NSW assault on the right to protest

20 October 2024
Josh Lees

There has been a renewed attack on the right to protest in NSW, led by NSW Labor Premier Chris Minns, in conjunction with the NSW Liberal Party and a right-wing media campaign designed to smear the Palestine solidarity movement.

The campaign began with sections of the media hyperventilating about the presence of some Hezbollah flags at our Sydney protest on 29 September. It worked itself up into a full-blown moral panic about anyone daring to discuss the 42,000+ Palestinians killed by Israel in the past year, on the anniversary of 7 October.

Although Israel was invading Lebanon and continuing a year-long genocidal rampage in Gaza, it was us, those protesting against the slaughter, who were labelled terrorist supporters, violent, insensitive and a threat to “social cohesion”.

For the Australian establishment, only Israelis can be mourned. According to them, there is no such thing as a Palestinian victim who deserves to have their life remembered and honoured—they are only Hamas terrorists and human shields.

The campaign culminated in the NSW police, under orders from Minns, taking the Palestine Action Group Sydney to the Supreme Court to try to stop our protest on 6 October and a candlelight vigil on 7 October from going ahead. The arguments of the police and prosecutors were farcical and drew on long-established racist stereotypes, particularly about Lebanese people. They tried to concoct an image of violent, terrorist-sympathising mobs.

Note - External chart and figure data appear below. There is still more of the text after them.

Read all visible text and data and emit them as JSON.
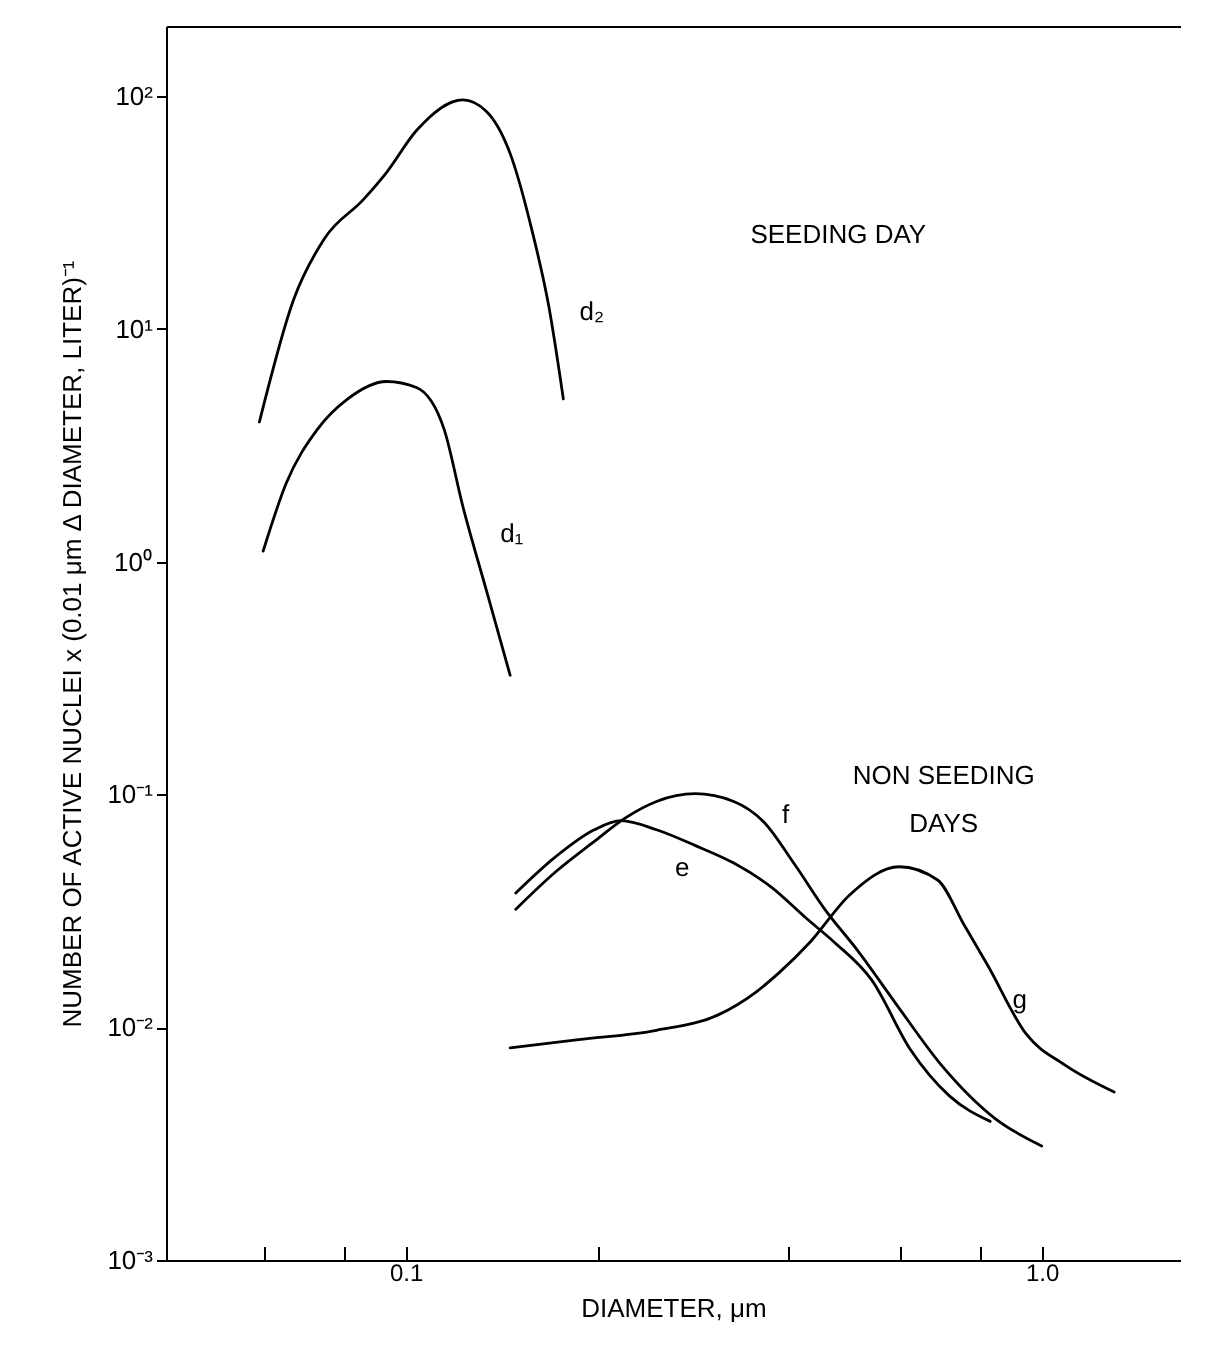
{
  "chart_data": {
    "type": "line",
    "xlabel": "DIAMETER, μm",
    "ylabel": "NUMBER OF ACTIVE NUCLEI  x (0.01 μm Δ DIAMETER, LITER)⁻¹",
    "log": "xy",
    "marker": "none",
    "line_style": "solid",
    "xlim": [
      0.042,
      1.65
    ],
    "ylim": [
      0.001,
      200
    ],
    "xticks": [
      {
        "value": 0.06,
        "label": null
      },
      {
        "value": 0.08,
        "label": null
      },
      0.1,
      {
        "value": 0.2,
        "label": null
      },
      {
        "value": 0.4,
        "label": null
      },
      {
        "value": 0.6,
        "label": null
      },
      {
        "value": 0.8,
        "label": null
      },
      {
        "value": 1,
        "label": "1.0"
      }
    ],
    "yticks": [
      {
        "value": 0.001,
        "label": "10⁻³"
      },
      {
        "value": 0.01,
        "label": "10⁻²"
      },
      {
        "value": 0.1,
        "label": "10⁻¹"
      },
      {
        "value": 1,
        "label": "10⁰"
      },
      {
        "value": 10,
        "label": "10¹"
      },
      {
        "value": 100,
        "label": "10²"
      }
    ],
    "series": [
      {
        "name": "d₂",
        "color": "#000000",
        "x": [
          0.0589,
          0.0667,
          0.0746,
          0.0858,
          0.0933,
          0.104,
          0.123,
          0.134,
          0.146,
          0.158,
          0.168,
          0.177
        ],
        "values": [
          3.98,
          13.4,
          24.5,
          35.9,
          46.9,
          71.1,
          96.3,
          85.9,
          56.6,
          26.5,
          12.4,
          5.0
        ]
      },
      {
        "name": "d₁",
        "color": "#000000",
        "x": [
          0.0597,
          0.0649,
          0.0726,
          0.0811,
          0.0933,
          0.104,
          0.115,
          0.123,
          0.134,
          0.146
        ],
        "values": [
          1.11,
          2.17,
          3.69,
          5.0,
          5.94,
          5.6,
          3.69,
          1.73,
          0.75,
          0.325
        ]
      },
      {
        "name": "e",
        "color": "#000000",
        "x": [
          0.149,
          0.172,
          0.198,
          0.218,
          0.248,
          0.285,
          0.328,
          0.377,
          0.427,
          0.471,
          0.541,
          0.622,
          0.716,
          0.83
        ],
        "values": [
          0.0377,
          0.0539,
          0.0705,
          0.0771,
          0.0705,
          0.0604,
          0.0507,
          0.0397,
          0.0293,
          0.0233,
          0.0159,
          0.008,
          0.00507,
          0.00394
        ]
      },
      {
        "name": "f",
        "color": "#000000",
        "x": [
          0.149,
          0.172,
          0.198,
          0.221,
          0.248,
          0.285,
          0.328,
          0.366,
          0.409,
          0.458,
          0.512,
          0.589,
          0.695,
          0.846,
          1.0
        ],
        "values": [
          0.0321,
          0.0464,
          0.0628,
          0.0789,
          0.0933,
          0.1007,
          0.0933,
          0.076,
          0.05,
          0.0316,
          0.0216,
          0.0127,
          0.00689,
          0.00404,
          0.00309
        ]
      },
      {
        "name": "g",
        "color": "#000000",
        "x": [
          0.146,
          0.187,
          0.248,
          0.31,
          0.356,
          0.387,
          0.433,
          0.498,
          0.597,
          0.686,
          0.757,
          0.822,
          0.946,
          1.087,
          1.3
        ],
        "values": [
          0.00815,
          0.00885,
          0.0097,
          0.0113,
          0.0142,
          0.0172,
          0.0233,
          0.0368,
          0.0489,
          0.0429,
          0.0272,
          0.0185,
          0.00933,
          0.00689,
          0.00527
        ]
      }
    ],
    "annotations": [
      "SEEDING DAY",
      "NON SEEDING\nDAYS"
    ]
  }
}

At one point, they claimed that flower beds in planter boxes posed a safety risk. At another, they argued that a protest route, which they themselves had proposed to protest organisers at a previous meeting, went too near a Sydney synagogue. Later, they argued that the protest should be banned because all the publicity, generated by their own court challenge, meant it would be bigger than expected! In the end, the police withdrew their application to stop us from marching.

But they mobilised an obscenely large mob of police who were itching for any excuse to make arrests to justify the hysterical anti-protest panic. Hundreds of riot police were sent to surround and intimidate a candlelight vigil. Despite this, both events were massive and successful, and the police and government were left with egg on their faces at the lack of “violent terrorists” they could invent.

Chris Minns, not one to let a good law-and-order panic go to waste, then went on 2GB radio with shock jock Ben Fordham (where Minns seemingly makes most of his policy announcements) to complain about the cost—supposedly $5.4 million this year—of policing our protests. As if it were our decision to send hundreds of cops to a candlelight vigil!

“I’m going to have a review into the resourcing that police put into these marches, and it’s my view that police should be able to be in a position to deny a request for a march due to stretched police resourcing”, he said. Minns has also appeared to endorse the idea of Liberal opposition leader Mark Speakman that a “user pays” system should be introduced, whereby protesters are forced to pay the costs of the police. Besides being a general attack on protests, this proposal would create a perverse situation in which the rich could protest but not the poor.

Minns also personally singled me out as a “serial protester”, prompting the baying bloodhounds of Murdoch’s Daily Telegraph to write an attempted hit piece on my history of protest, presumably based on information leaked to them by NSW Police.

At our protest on 13 October, two 19-year-old women from Students for Palestine were arrested, had their bags searched, were given move-on orders to leave the protest and were told they would receive infringement notices in the mail. Their “crime”? Putting up a poster on a pole in Hyde Park to advertise a protest.

These threats to our right to protest are just the latest in a long line of authoritarian laws adopted in recent years. The Human Rights Legal Centre reports: “Over the past two decades, 49 laws affecting protest have been introduced in federal, state and territory parliaments. New South Wales has introduced the most anti-protest laws”.

In 2022, the NSW Liberal and Labor parties teamed up to pass the Roads and Crimes Act, which introduced two years’ jail and/or a $22,000 fine for anyone found to be disrupting bridges, tunnels, major roads, train stations, ports and public and private infrastructure. The laws targeted climate protesters but can be used against anyone. Last year, they were used to charge Palestine solidarity protesters attempting to blockade Israeli shipping company Zim at Port Botany.

It has become common police practice to impose insanely strict bail conditions on protesters, even when the alleged offence is minor and would attract only a fine if proven. These conditions often include exclusion zones around the CBD or potential protest sites like universities, bans on attending future protests, and even bans on associating with other activists. The latter powers were supposedly introduced to help NSW police deal with criminal gangs. They are now routinely used against protesters.

Every movement in history has had to contend with the repressive state apparatus, which is devoted to maintaining the “cohesion” of the current, unequal, unjust and murderous social order. The best way to fight for the right to protest is to protest, in bigger numbers than ever.

Josh Lees is an organiser with the Palestine Action Group Sydney.